Ce n'est malheureusement pas la principale qualité que l'on attend d'un ministre de la Culture. J'aurais aimé lire Maka Kotto participant au projet «Si j'étais ministre de la Culture», du Conseil québécois de la culture, tellement il n'a pas réussi à imposer son autorité au ministère. Être ministre de la Culture, ce n'est pas seulement distribuer des subventions dans les maisons de la culture et s'en enorgueillir sur les réseaux sociaux. C'est imposer une vision, une façon de faire, une volonté de tous les instants. C'est se battre pour que cette valeur parfois abstraite et intangible qu'est la culture, qui fait le tissu d'un peuple et d'une société, soit protégée. Pas seulement avec des voeux pieux et des phrases poétiques. Mais avec de l'argent sonnant et trébuchant.

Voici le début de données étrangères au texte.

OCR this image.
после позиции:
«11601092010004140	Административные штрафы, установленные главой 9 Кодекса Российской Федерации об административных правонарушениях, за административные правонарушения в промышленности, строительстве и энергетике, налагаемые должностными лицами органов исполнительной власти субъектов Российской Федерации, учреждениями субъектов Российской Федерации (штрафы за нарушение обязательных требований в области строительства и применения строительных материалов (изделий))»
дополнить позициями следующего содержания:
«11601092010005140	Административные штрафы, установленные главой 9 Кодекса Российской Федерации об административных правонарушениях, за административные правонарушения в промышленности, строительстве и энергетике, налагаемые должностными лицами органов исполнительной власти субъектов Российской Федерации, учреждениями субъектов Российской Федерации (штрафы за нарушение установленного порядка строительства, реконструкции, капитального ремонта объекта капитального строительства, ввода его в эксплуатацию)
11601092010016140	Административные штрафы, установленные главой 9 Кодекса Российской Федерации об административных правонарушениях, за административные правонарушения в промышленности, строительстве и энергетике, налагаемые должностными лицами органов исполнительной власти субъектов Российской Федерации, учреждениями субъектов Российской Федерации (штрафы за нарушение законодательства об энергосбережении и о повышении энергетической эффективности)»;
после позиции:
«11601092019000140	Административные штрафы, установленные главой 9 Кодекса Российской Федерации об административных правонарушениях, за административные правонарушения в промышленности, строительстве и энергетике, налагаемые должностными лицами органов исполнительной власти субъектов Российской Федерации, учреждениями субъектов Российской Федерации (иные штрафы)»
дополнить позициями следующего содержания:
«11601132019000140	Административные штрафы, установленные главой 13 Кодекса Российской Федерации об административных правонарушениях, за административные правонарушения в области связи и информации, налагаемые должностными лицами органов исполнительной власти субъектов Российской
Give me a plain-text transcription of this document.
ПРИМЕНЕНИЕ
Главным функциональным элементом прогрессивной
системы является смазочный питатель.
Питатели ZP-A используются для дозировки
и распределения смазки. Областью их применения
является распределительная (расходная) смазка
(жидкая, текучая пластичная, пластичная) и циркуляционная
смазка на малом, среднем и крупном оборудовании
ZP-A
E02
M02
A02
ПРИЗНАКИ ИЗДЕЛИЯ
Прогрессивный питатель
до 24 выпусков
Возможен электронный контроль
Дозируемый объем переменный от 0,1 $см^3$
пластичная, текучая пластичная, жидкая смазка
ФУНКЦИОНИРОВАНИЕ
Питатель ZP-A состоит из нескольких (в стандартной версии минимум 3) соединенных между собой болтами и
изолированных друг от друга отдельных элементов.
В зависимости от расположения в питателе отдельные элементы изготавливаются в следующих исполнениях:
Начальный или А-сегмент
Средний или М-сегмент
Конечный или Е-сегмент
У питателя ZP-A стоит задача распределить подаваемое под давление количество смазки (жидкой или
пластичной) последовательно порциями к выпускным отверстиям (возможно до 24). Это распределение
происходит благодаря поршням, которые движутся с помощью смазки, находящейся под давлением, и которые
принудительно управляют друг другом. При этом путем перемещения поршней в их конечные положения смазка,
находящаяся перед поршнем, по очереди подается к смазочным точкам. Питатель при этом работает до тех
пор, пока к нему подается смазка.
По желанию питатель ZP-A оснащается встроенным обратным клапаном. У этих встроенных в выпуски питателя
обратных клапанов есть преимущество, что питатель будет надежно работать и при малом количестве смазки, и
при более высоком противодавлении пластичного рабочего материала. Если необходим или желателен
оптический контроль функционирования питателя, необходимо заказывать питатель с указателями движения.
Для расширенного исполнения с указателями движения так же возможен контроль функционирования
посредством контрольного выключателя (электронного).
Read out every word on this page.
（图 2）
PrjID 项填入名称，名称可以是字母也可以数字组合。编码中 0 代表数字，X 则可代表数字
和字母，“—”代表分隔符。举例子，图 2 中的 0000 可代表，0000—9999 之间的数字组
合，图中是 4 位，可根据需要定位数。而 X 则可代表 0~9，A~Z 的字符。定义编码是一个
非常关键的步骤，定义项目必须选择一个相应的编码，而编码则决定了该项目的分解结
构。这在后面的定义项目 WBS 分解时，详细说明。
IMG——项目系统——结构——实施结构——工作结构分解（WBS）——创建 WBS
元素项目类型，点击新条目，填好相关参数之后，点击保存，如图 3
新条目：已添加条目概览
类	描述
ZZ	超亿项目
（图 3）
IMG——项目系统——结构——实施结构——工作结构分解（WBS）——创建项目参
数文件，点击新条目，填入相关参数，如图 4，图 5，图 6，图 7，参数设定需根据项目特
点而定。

Pour se démarquer comme ministre de la Culture, il faut être pugnace. Il faut non seulement protéger ses acquis, mais aussi tenter de faire des gains. En faisant des représentations auprès des ministères qui comptent. Non, je ne réduis pas la culture à son financement. Mais je rappelle que Maka Kotto, comme ministre de la Culture, n'a pas «livré la marchandise».

Tout au long de son mandat, il a multiplié les excuses pour justifier le manque d'investissement dans le secteur de la culture. Les promesses non tenues de son gouvernement lors de la dernière campagne électorale sont tellement nombreuses qu'il faudrait être d'une candeur extrême pour se laisser de nouveau prendre au jeu.

En 2012, le PQ avait promis d'augmenter le budget du Conseil des arts et des lettres de 13 millions de dollars. Cela n'a pas été fait. Il avait promis de bonifier le budget de la Société de développement des entreprises culturelles (SODEC) de 8 millions. «Show me the money!», comme dirait Cuba Gooding Jr...

Maka Kotto avait aussi promis de déposer dans les plus brefs délais un projet de loi sur le prix unique du livre, allant dans le sens des revendications du milieu littéraire. Il est mort au feuilleton, au moment du déclenchement des élections. Bien des engagements rompus pour un seul homme.